Il faudrait inventer une spécialisation médicale supplémentaire. Mais attendez, on me souffle dans l’oreillette que cette spécialité existe au Canada, sous l’appellation « inhalothérapeutes ». Ils sont compétents sur tout ce qui concerne les soins des voies respiratoires (trachéotomies, VNI, aspirations, oxygène, kiné respiratoire, aérosols…). Alors qu’attendons-nous pour importer cette idée si pertinente ?
En attendant, il vous faudra impérativement trouver un médecin qui accepte de prendre la responsabilité du geste à domicile, ce n’est pas gagné, avec une trachéotomie ventilée à domicile, on rentre dans la cour des grands. A titre d’exemple, je suis le seul de tout mon département dans ce cas.
C’est donc une question de responsabilité. Car le geste peut être fait par une infirmière expérimentée, réanimatrice de préférence, mais un médecin doit superviser l’opération. Ce n’est pas votre généraliste lambda qui prendra cette responsabilité. La plupart du temps vous êtes son seul Charcot et des trachéotomies, il n’en a vu que dans les livres à la fac. Il vous faudra donc trouver la perle rare. Moi, c’est un chef urgentiste qui vient chez moi tous les mois, assisté par une infirmière réanimatrice. D’ailleurs ils viennent de partir et tout s’est très bien passé, comme d’habitude. Il faut dire que c’est un très grand médecin, d’origine sénégalaise et très jeune, ceci explique, peut-être, son manque de frilosité par rapport à certains de ses confrères que j’ai sollicités.
Je peux paraître dur envers le corps médical par moment, mais je pense que c’est davantage une situation subie que voulue pour eux.
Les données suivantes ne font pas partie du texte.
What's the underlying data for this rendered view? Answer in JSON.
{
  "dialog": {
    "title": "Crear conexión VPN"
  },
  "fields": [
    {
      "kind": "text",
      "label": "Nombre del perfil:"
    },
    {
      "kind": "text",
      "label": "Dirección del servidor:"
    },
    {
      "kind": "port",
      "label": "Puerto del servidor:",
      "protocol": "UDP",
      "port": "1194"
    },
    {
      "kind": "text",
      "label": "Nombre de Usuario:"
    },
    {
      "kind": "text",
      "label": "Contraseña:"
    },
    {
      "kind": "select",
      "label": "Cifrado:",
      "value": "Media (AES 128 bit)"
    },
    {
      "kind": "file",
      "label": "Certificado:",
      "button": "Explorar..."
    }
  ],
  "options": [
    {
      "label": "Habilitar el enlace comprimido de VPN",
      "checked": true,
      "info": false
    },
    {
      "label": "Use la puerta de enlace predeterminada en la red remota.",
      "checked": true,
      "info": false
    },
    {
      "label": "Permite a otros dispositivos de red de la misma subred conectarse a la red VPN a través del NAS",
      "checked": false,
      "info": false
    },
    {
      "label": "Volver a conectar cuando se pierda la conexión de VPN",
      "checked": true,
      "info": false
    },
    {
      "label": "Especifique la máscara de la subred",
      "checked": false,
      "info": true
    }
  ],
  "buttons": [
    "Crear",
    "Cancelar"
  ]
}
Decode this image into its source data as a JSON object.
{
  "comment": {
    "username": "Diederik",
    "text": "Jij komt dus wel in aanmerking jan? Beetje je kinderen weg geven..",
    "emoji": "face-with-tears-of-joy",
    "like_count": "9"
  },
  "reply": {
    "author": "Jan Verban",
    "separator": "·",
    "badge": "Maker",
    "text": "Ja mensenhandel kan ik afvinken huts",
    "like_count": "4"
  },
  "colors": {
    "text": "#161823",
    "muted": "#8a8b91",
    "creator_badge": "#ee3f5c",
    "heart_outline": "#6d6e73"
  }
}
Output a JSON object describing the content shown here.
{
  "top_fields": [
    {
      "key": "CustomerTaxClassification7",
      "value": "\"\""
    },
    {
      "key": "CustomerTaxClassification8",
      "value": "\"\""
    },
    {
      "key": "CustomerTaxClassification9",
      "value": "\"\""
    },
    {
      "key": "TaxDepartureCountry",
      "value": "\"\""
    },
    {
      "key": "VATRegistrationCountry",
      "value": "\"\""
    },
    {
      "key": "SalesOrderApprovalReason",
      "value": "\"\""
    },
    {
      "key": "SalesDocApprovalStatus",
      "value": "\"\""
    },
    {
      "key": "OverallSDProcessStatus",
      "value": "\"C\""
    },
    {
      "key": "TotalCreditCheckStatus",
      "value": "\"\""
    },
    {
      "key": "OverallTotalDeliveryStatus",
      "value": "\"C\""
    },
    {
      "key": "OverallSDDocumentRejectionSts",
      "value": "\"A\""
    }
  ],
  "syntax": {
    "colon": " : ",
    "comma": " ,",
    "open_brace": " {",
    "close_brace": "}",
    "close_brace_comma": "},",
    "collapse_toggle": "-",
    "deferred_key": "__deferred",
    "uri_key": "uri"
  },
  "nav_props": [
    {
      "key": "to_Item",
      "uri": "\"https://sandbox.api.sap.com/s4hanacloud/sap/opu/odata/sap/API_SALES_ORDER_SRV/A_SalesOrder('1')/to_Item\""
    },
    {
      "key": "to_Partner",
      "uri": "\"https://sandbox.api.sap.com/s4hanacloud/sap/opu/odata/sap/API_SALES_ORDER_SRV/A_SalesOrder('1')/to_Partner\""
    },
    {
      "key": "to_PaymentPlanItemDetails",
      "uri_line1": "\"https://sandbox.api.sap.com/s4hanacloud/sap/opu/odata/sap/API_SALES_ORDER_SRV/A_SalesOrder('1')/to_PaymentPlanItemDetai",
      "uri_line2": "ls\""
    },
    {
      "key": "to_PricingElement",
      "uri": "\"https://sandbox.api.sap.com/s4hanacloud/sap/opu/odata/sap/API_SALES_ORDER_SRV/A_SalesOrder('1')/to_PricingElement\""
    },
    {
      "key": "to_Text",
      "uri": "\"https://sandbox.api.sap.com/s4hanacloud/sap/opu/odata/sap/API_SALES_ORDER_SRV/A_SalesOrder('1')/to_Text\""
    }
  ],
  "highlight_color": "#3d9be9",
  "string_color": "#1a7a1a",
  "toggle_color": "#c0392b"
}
De toute façon j’ai rencontré trop de soignants formidablement formidables pour me permettre de les critiquer gratuitement, j’essaie juste de faire avancer les choses à ma modeste échelle.
Vous voilà donc trachéotomisé. À noter qu’il est très rare, en médecine, que l’on garde ce type d’appareillage sur le long terme. Elle est principalement utilisée pour des cancers ORL ou lorsque les urgentistes ou les réanimateurs éprouvent des difficultés à intuber un patient. Fort heureusement, elle est retirée après quelques temps dans la plupart des cas.
Nous, c’est différent, on a, en quelque sorte, révolutionné le monde des trachéotomies, on les utilise pour vivre longtemps. Il s’est donc développé un marché, avec des dizaines de modèles de canules, bien plus confortables et performants que les modèles de base tels que ceux utilisés en réanimation. Ballonnets en mousse permettant la déglutition, canules phoniques pour parler, modèles entièrement en silicone extra souple, etc… Si ça continue, ils vont nous sortir des canules connectées.
Tout ça pour vous dire que vous n’êtes pas condamnés à garder la première canule qu’on vous a placée, vous pouvez faire venir des représentants chez vous pour qu’ils vous présentent leur collection, vous êtes un gros client à présent.
Voilà, j’ai essayé d’être complet sans trop rentrer dans les détails.
Je reviendrai dans d’autres articles sur la vie avec une trachéotomie, les risques encourus, vous verrez que beaucoup de fausses idées circulent autour de ce sujet, ce qui est encore plus grave que le manque d’informations.